My thanks go out to Susan Grubbs for responding to my letter to the editor re: "Children 'may have the answer' to gun violence."
First of all, she "respectfully" disagreed with my position. That in and of itself is an excellent beginning point for a civil discussion on this or any topic. She also went on to reinforce my underlying premise relative to the survey, that most high-school-aged kids can be approached by any sophisticated, agenda-prone survey taker and the result the administrator of that survey is looking for will prevail whether it is the NRA, Gun Control, Inc. or National Right to Life.
And I agree that the responses from the kids to the questions will reflect their family and social values. We are not at odds over that point. My concern from the outset is the methodology, application, and formulation of the questions in the survey, and if that survey's results should be given serious consideration in making critical socio/political decisions.
I could perhaps make my point by asking, if most Americans would give much credence to a survey conducted with high-school-aged kids regarding their thoughts relative to, say, violence in video games. Appreciating of course that the survey would be conducted by the producers/marketers of such games and their questions would be phrased to illicit an answer appropriate to the desired results.
"Hey mom and dad! Your kids love violent video games by a nine to one margin. Why aren't you moms and dads more supportive of the kids' opinions?

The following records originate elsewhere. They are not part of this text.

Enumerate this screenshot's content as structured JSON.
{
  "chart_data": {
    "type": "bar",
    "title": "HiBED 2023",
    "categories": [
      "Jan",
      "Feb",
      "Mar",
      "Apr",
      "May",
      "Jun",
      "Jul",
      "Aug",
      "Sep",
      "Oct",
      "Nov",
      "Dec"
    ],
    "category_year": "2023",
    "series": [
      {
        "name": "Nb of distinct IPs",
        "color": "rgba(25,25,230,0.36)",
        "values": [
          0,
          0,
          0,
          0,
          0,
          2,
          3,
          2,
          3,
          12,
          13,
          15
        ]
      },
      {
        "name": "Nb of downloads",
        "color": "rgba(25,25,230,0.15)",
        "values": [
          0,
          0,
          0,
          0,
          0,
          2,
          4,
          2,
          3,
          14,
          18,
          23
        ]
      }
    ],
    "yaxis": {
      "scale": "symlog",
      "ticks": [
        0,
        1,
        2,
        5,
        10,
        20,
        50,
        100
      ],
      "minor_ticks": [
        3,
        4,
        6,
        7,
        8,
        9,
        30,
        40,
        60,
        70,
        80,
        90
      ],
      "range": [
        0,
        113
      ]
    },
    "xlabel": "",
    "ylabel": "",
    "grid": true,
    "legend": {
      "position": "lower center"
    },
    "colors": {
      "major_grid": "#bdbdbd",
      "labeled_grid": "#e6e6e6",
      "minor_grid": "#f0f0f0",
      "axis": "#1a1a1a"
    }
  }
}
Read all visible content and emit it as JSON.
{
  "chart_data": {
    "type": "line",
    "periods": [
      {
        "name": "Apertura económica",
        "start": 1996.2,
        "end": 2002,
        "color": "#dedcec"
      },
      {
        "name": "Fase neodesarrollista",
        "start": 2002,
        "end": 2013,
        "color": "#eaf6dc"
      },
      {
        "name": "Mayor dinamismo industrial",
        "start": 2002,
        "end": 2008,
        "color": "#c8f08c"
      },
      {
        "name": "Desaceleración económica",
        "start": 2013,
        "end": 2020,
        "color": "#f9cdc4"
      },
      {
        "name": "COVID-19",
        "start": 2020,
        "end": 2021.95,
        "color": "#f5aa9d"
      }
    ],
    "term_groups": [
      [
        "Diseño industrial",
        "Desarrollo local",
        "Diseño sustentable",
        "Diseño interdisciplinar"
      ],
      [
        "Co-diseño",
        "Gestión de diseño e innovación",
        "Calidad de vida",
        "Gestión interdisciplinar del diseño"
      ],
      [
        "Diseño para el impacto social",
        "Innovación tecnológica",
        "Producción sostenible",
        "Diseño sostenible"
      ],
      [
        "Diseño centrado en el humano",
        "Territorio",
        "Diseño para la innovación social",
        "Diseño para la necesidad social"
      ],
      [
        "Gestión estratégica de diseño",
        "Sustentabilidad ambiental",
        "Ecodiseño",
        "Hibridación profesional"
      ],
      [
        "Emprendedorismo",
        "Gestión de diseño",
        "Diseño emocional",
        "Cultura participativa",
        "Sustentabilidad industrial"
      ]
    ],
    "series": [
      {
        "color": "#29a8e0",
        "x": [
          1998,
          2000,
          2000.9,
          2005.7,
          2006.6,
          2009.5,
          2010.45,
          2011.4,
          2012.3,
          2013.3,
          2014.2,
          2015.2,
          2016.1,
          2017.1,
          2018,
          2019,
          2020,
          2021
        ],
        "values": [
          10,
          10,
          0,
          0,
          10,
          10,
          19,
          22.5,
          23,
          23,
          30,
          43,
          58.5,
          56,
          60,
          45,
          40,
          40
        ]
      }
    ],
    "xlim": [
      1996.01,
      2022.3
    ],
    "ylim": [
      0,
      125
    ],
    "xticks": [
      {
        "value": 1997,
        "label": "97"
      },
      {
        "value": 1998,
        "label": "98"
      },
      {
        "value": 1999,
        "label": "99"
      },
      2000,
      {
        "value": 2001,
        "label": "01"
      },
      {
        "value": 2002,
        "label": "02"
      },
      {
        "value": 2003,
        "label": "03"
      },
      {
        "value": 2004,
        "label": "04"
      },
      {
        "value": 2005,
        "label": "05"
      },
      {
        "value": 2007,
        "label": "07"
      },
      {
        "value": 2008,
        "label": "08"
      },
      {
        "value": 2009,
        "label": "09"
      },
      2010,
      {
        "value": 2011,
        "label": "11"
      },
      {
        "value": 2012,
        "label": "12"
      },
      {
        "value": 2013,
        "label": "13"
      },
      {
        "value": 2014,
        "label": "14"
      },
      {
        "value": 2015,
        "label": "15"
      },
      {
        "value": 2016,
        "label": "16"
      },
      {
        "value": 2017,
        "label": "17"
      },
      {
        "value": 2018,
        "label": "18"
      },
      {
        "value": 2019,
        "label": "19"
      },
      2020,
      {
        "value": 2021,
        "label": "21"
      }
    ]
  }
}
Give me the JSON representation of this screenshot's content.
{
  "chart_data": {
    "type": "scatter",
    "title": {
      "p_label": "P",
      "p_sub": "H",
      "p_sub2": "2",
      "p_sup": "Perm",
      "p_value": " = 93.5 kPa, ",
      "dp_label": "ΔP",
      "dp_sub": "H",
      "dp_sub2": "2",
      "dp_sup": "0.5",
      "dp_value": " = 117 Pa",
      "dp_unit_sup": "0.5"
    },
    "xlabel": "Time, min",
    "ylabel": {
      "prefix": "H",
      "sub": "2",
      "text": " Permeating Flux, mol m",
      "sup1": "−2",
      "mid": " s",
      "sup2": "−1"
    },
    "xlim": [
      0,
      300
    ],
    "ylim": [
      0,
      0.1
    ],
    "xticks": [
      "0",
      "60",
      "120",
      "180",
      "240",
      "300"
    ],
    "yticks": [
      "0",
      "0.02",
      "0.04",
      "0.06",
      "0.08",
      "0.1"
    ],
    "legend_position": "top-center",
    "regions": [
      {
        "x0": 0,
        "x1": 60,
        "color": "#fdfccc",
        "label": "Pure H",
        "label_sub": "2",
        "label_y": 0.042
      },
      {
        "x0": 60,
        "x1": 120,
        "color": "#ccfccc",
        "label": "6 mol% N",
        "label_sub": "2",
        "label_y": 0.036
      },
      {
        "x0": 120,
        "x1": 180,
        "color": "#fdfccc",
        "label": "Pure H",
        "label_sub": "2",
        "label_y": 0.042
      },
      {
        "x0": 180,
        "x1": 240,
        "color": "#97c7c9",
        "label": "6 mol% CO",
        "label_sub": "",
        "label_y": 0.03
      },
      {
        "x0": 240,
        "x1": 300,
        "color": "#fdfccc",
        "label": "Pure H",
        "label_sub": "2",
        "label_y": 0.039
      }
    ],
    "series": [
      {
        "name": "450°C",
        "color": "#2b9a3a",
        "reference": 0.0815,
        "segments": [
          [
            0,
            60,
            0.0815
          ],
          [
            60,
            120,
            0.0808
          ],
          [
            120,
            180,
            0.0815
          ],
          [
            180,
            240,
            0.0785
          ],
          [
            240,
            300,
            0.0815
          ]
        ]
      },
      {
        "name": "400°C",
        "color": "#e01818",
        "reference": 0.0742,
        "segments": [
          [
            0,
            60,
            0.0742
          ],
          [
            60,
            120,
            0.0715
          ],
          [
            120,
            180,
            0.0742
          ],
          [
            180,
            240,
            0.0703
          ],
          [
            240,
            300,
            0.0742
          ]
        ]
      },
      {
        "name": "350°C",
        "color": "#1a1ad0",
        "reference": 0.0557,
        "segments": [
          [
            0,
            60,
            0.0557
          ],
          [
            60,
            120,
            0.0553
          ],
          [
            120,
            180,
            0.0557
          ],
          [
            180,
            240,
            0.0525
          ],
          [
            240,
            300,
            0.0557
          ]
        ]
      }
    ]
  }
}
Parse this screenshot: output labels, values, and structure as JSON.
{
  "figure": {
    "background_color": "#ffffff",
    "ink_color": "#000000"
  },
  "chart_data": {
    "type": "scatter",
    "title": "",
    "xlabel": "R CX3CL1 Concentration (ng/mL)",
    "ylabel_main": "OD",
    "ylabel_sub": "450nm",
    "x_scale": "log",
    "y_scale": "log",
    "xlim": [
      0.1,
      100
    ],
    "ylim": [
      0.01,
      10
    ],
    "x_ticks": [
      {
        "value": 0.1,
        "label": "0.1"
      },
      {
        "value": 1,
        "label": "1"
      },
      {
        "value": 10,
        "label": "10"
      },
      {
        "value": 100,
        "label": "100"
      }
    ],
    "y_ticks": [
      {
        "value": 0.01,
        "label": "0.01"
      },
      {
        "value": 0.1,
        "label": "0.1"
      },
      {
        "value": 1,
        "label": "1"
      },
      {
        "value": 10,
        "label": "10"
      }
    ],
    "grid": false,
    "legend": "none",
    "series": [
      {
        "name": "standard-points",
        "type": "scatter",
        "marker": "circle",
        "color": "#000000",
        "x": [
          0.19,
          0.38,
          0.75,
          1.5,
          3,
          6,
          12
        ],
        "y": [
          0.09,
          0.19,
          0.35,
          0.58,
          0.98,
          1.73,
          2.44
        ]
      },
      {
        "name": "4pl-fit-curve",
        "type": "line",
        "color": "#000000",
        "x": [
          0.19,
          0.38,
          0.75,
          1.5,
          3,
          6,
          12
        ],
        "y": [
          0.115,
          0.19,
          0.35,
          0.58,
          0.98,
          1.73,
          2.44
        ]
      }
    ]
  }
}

"Hey kids! Do you think violence in video games and movies leads to violent behavior in kids, as some are saying?"
"Naw, man. I play those games all the time and I haven't killed anybody, so that premise is all bogus."
I think you begin to see my point.
My final point would be that Ms. Grubbs should examine the FBI/Justice Department statistics relative to gun violence in this country. They are available on their respective Web sites. Making exception for the notoriously publicized exceptions, gun violence in this country has been on the decline for the last two decades.
Not that we should rest until it is zero, but I believe Ms. Grubbs touched on the key relative to the kids' "experience" with regard to these tragedies, and that was "through the telling of such violence in the news." Sometimes the "media" also have agendas and therefore make graphic use of tragic social incidents to further their agendas. The Roundup is not immune from that approach.
Final thought: God bless all the children. And may their lives be violence free.